I also have a pair of parameters that need to have the following constraint x2 > x3. In other words, x2 must always be bigger than x3. (In addition to this, x2 and x3 also have bounds, similarly to the example of x1 above.)
I know that tf.Variable has a "constraint" argument, however I can't really find any examples or documentation on how to use this to achieve the bounds and constraints as mentioned above.
Thank you!
Upvotes: 2
Views: 3728
Reputation: 21
As suggested by Slowpoke, the Approach 1 seems to work well with some slight modifications in my case (in Python 3.10, Tensorflow 2.14.0):
tf.Variable
with the pre-defined constraint function:z = tf.Variable(..., constraint=lambda x: tf.clip_by_value(x, 0.0, 1.0))
z
after being updated by the Optimizer (see the official documentation), by following the pre-defined constraint (i.e., between 0.0
and 1.0
):with tf.GradientTape() as tape:
tape = loss_func(...)
grads = tape.gradient(loss_func, z)
optimizer.apply_gradients(grads, z)
Upvotes: 0
Reputation: 68140
In addition to the answer by Slowpoke, reparameterization is another option. E.g. let's say you have a param p
which should be bounded in [lower_bound,upper_bound], you could write:
p_inner = tf.Variable(...) # unbounded
p = tf.sigmoid(p_inner) * (upper_bound - lower_bound) + lower_bound
However, this will change the behavior of gradient descent.
Upvotes: 0
Reputation: 1079
It seems to me (I can be mistaken) that constrained optimization (you can google for it in tensorflow) is not exactly the case for which tensroflow was designed. You may want to take a look at this repo, it may satisfy your needs, but as far as I understand, it's still not solving arbitrary constrained optimization, just some classification problems with labels and features, compatible with precision/recall scores.

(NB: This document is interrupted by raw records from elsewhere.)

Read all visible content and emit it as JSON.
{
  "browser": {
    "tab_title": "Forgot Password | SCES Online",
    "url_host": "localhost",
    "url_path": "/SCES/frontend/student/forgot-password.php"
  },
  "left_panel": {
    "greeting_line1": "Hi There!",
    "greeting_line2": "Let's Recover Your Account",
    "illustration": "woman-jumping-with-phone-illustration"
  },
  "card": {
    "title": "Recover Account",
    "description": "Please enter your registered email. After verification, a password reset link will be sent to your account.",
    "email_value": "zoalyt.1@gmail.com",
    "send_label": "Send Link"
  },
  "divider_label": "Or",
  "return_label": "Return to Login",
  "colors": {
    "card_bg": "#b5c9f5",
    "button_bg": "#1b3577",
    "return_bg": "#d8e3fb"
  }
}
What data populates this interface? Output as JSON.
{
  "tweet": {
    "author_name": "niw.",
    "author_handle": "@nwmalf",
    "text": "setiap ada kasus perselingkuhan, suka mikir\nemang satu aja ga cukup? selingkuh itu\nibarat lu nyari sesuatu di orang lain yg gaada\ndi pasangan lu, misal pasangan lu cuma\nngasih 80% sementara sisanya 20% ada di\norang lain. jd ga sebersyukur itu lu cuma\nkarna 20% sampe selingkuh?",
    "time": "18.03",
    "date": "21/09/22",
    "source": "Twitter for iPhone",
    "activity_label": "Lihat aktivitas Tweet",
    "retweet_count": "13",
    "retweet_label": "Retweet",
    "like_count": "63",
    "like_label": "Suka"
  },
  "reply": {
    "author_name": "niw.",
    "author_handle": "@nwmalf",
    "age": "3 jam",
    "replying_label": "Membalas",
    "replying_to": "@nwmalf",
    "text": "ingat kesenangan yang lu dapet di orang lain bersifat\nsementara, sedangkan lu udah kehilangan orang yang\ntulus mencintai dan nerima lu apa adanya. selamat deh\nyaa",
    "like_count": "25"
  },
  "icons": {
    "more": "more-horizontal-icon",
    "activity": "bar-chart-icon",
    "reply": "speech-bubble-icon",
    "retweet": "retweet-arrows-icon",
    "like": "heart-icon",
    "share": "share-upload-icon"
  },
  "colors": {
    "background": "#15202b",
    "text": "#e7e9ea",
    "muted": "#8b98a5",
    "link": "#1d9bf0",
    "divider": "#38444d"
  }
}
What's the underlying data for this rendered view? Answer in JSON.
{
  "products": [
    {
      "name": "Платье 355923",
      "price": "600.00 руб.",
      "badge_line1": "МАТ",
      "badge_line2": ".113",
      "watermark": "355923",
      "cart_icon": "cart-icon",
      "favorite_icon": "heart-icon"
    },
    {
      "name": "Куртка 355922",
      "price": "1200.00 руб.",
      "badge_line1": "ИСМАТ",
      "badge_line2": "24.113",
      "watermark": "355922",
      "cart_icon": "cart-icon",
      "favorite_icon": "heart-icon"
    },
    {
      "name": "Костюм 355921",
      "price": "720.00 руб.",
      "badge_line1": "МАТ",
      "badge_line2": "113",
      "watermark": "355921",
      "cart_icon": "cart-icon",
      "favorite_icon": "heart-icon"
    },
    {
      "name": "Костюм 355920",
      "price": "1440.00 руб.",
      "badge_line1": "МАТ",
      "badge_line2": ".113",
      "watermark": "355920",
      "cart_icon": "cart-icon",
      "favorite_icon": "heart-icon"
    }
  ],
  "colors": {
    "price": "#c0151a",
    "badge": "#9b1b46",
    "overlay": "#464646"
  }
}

If you want to use constraints on the tensorflow variable (i.e. some function applied after gradient step - which you can do manually also - by taking variable values, doing manipulations, and reassigning then), it means that you will be cutting variables after each step done using gradient in general space. It's a question whether you will successfully reach the right optimization goal this way, or your variables will stuck at boundaries, because general
gradient will point somewhere outside.
My approach 1
If your problem is simple enough. you can try to parametrize your x2
and x3
as x2 = x3 + t
, and then try to do cutting in the graph:
x3 = tf.get_variable('x3',
dtype=tf.float32,
shape=(1,),
initializer=tf.random_uniform_initializer(minval=1., maxval=10.),
constraint=lambda z: tf.clip_by_value(z, 1, 10))
t = tf.get_variable('t',
dtype=tf.float32,
shape=(1,),
initializer=tf.random_uniform_initializer(minval=1., maxval=10.),
constraint=lambda z: tf.clip_by_value(z, 1, 10))
x2 = x3 + t
Then, on a separate call additionally do
sess.run(tf.assign(x2, tf.clip_by_value(x2, 1.0, 10.0)))
But my opinion is that it won't work well.
My approach 2
I would also try to invent some loss terms to keep variables within constraints, which is more likely to work. For example, constraint for x2 to be in the interval [1,10]
will be:
loss += alpha*tf.abs(tf.math.tan(((x-5.5)/4.5)*pi/2))
Here the expression under tan
is brought to -pi/2,pi/2
and then tan
function is used to make it grow very rapidly when it reaches boundaries. In this case I think you're more likely to find your optimum, but again the loss weight alpha
might be too big and training will stuck somewhere nearby, if required value of x2
lies near the boundary. In this case you can try to use smaller alpha
.
Upvotes: 5